Human Rights Watch überprüfte Fotos, die den genauen Ort zeigen, an dem Ojong in Ebam begraben wurde, und bestätigte sie mit Berichten von Familienmitgliedern und Bewohnern des Dorfes.

Zeugen sagten, dass die Militäroperation ein Vergeltungsangriff war, um Zivilisten zu bestrafen, die verdächtigt wurden, mit bewaffneten separatistischen Kämpfern zu kollaborieren und diese zu beherbergen. Soldaten, die Frauen vergewaltigten, deuteten in ihren Beschimpfungen auch an, dass sie die Vergewaltigungen zum Teil als eine Form der Bestrafung für eine mutmaßliche Verbindung mit bewaffneten separatistischen Kämpfern durchführten.

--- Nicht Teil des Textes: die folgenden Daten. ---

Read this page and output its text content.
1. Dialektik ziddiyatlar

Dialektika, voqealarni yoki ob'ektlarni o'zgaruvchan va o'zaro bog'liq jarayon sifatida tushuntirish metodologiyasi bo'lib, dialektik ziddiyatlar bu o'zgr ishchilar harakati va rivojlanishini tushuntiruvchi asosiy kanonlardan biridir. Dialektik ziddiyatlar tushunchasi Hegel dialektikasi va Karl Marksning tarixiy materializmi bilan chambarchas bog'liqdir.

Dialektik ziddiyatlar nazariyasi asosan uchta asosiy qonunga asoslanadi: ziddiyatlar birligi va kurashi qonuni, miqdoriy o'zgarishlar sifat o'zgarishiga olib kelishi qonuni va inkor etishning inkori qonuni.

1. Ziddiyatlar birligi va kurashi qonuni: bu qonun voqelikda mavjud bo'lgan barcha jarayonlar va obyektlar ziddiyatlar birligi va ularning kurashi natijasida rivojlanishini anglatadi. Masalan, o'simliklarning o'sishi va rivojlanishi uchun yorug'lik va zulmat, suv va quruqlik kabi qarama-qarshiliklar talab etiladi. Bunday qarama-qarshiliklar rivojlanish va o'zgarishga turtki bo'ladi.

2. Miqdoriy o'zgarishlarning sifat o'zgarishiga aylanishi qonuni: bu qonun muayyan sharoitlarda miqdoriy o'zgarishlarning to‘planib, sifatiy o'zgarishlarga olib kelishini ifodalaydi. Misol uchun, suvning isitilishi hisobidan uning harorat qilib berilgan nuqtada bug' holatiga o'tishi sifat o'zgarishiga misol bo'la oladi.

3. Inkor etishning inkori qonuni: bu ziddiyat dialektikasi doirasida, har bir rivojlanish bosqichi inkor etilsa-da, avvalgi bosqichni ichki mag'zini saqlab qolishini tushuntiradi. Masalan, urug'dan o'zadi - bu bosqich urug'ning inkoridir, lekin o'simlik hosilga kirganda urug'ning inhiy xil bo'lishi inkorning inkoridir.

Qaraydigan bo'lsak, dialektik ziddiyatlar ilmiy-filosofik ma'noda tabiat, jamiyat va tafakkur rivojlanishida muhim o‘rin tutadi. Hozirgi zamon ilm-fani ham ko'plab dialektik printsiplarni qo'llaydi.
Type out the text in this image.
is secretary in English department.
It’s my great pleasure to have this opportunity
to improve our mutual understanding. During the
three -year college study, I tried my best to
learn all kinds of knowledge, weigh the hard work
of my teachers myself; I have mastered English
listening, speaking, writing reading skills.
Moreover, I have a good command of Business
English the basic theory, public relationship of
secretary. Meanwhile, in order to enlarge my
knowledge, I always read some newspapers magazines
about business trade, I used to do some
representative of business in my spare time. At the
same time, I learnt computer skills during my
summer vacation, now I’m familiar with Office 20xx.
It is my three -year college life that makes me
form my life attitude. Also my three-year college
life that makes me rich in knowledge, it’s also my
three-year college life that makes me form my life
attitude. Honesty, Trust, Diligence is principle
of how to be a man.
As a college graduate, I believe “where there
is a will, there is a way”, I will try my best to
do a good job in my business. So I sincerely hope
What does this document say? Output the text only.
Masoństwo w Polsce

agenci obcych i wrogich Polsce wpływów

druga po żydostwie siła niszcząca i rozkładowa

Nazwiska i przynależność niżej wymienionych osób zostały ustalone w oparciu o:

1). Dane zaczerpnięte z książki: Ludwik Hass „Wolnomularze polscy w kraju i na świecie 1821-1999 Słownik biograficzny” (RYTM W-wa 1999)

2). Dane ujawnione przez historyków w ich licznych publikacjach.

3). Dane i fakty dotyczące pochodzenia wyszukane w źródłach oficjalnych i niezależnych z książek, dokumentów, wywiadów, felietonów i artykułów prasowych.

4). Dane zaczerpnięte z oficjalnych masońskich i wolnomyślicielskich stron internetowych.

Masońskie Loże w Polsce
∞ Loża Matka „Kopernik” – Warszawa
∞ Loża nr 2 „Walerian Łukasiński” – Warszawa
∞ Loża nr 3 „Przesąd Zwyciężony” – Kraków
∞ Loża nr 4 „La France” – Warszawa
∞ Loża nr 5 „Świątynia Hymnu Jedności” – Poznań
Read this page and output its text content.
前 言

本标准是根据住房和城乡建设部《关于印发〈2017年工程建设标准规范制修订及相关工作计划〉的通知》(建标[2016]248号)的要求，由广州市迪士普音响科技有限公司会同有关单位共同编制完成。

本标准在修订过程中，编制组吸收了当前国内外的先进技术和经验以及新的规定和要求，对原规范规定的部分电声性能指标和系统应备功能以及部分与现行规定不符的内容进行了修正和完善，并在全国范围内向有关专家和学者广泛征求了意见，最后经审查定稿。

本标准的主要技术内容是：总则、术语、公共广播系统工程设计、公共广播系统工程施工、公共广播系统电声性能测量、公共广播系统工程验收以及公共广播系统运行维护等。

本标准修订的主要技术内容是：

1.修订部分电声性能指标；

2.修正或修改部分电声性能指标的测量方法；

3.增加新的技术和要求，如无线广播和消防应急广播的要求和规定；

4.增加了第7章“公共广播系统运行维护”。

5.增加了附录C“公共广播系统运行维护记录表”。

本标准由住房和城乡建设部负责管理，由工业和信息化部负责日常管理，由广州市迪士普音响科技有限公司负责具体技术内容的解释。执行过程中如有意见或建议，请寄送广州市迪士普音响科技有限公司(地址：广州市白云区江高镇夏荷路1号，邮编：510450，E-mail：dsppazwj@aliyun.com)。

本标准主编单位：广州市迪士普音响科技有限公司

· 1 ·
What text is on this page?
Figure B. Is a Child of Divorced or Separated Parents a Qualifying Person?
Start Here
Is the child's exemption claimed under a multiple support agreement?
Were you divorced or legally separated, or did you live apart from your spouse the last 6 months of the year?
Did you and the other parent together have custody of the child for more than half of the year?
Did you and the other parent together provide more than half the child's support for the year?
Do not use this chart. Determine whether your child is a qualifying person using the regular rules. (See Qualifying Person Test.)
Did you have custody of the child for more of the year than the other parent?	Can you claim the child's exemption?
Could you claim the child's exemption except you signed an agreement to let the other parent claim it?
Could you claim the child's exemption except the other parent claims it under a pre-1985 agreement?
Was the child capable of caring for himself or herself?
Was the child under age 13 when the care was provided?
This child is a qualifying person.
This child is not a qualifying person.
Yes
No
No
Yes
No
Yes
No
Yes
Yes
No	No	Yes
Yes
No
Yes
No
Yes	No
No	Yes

Eine 28-jährige Frau, die vergewaltigt wurde und Zeuge des Angriffs war, berichtete Human Rights Watch: „Das Militär fragte mich und andere Dorfbewohner: ‚Wo haltet ihr die Amba [Separatisten] fest?‘ Wir sagten, wir wüssten nicht, wo sie seien. Also sagten sie [die Soldaten]: ‚Das nächste Mal, wenn wir hierherkommen, werden wir alle erschießen, wenn ihr uns die Separatisten nicht sofort zeigt.'“

Der Angriff in Ebam ereignete sich 16 Tage, nachdem Soldaten in Ngarbuh in der Nord-West-Region 21 Zivilisten, darunter eine schwangere Frau und 13 Kinder, massakrierten und damit einen öffentlichen Aufschrei in Kamerun und darüber hinaus auslösten.

Der Angriff blieb ein Jahr lang weitgehend unentdeckt, was zum Teil auf die Stigmatisierung und die Angst vor Repressalien zurückzuführen ist, die Überlebende sexueller Gewalt davon abhält, über ihre Erlebnisse zu sprechen. Die Dunkelziffer der Überlebenden deutet auch darauf hin, dass die Zahl der Fälle sexueller Gewalt durch Soldaten wahrscheinlich viel höher ist als die der dokumentierten Fälle, so Human Rights Watch.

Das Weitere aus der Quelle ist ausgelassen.